One woman said, “Will this party be on ET tomorrow? They had enough cameras here.”
“Let’s remember to watch.”
The elevator said, “Mōsugu de gozaimasu.”
We came to the garage floor, and the people got off. Connor watched them go, and shook his head. “In no other country in the world,” he said, “would you hear people calmly discussing the fact that their cities and states were sold to foreigners.”
“Discussing?” I said. “They’re the ones doing the selling.”
“Yes. Americans are eager to sell. It amazes the Japanese. They think we’re committing economic suicide. And of course they’re right.” As he spoke, Connor pressed a button on the elevator panel marked EMERGENCY ONLY.

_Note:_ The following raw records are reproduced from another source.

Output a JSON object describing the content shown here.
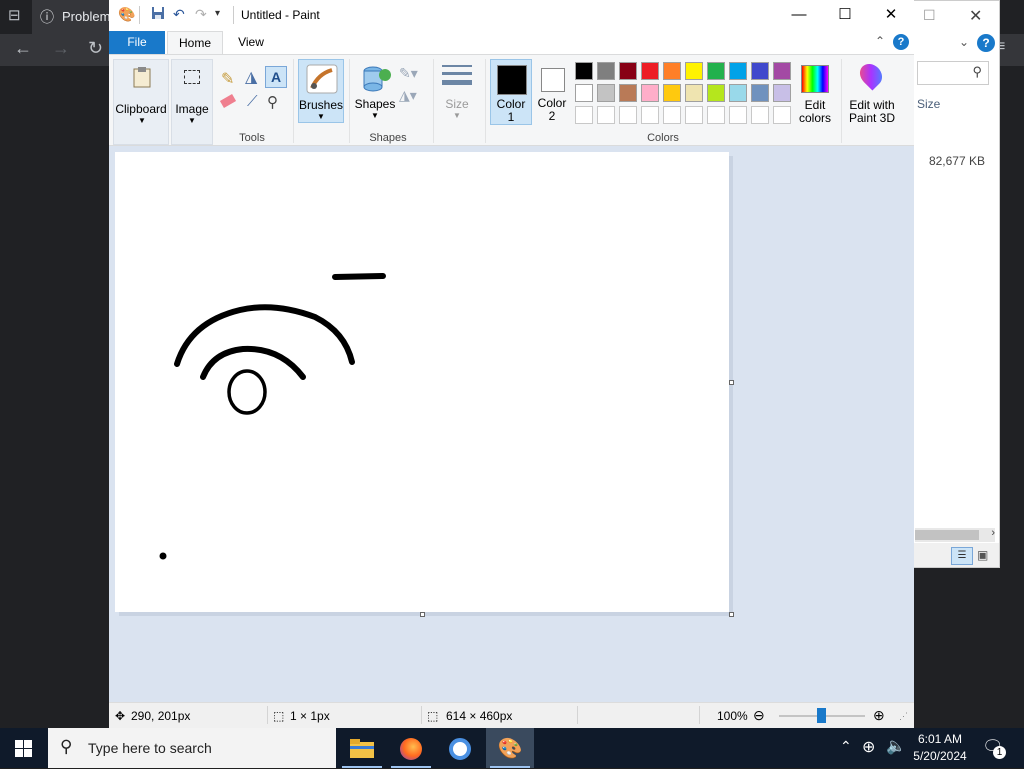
{
  "browser": {
    "tab_label": "Problem"
  },
  "explorer": {
    "size_header": "Size",
    "file_size": "82,677 KB"
  },
  "paint": {
    "title": "Untitled - Paint",
    "tabs": {
      "file": "File",
      "home": "Home",
      "view": "View"
    },
    "groups": {
      "clipboard": "Clipboard",
      "image": "Image",
      "tools": "Tools",
      "brushes": "Brushes",
      "shapes_btn": "Shapes",
      "shapes": "Shapes",
      "size": "Size",
      "color1": "Color\n1",
      "color2": "Color\n2",
      "colors": "Colors",
      "edit_colors": "Edit\ncolors",
      "edit_paint3d": "Edit with\nPaint 3D"
    },
    "palette_row1": [
      "#000000",
      "#7f7f7f",
      "#880015",
      "#ed1c24",
      "#ff7f27",
      "#fff200",
      "#22b14c",
      "#00a2e8",
      "#3f48cc",
      "#a349a4"
    ],
    "palette_row2": [
      "#ffffff",
      "#c3c3c3",
      "#b97a57",
      "#ffaec9",
      "#ffc90e",
      "#efe4b0",
      "#b5e61d",
      "#99d9ea",
      "#7092be",
      "#c8bfe7"
    ],
    "color1": "#000000",
    "color2": "#ffffff",
    "status": {
      "cursor_pos": "290, 201px",
      "selection_size": "1 × 1px",
      "canvas_size": "614 × 460px",
      "zoom": "100%"
    }
  },
  "taskbar": {
    "search_placeholder": "Type here to search",
    "time": "6:01 AM",
    "date": "5/20/2024",
    "notification_count": "1"
  }
}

A soft pinging alarm sounded.
“What’d you do that for?”
Connor looked at a video camera mounted in the corner of the ceiling and waved cheerfully. A voice on the intercom said, “Good evening, officers. Can I help you?”
“Yes,” Connor said. “Am I speaking to building security?”
“That’s right, sir. Is something wrong with your elevator?”
“Where are you located?”
“We’re on the lobby level, southeast corner, behind the elevators.”
“Thank you very much,” Connor said. He pushed the button for the lobby.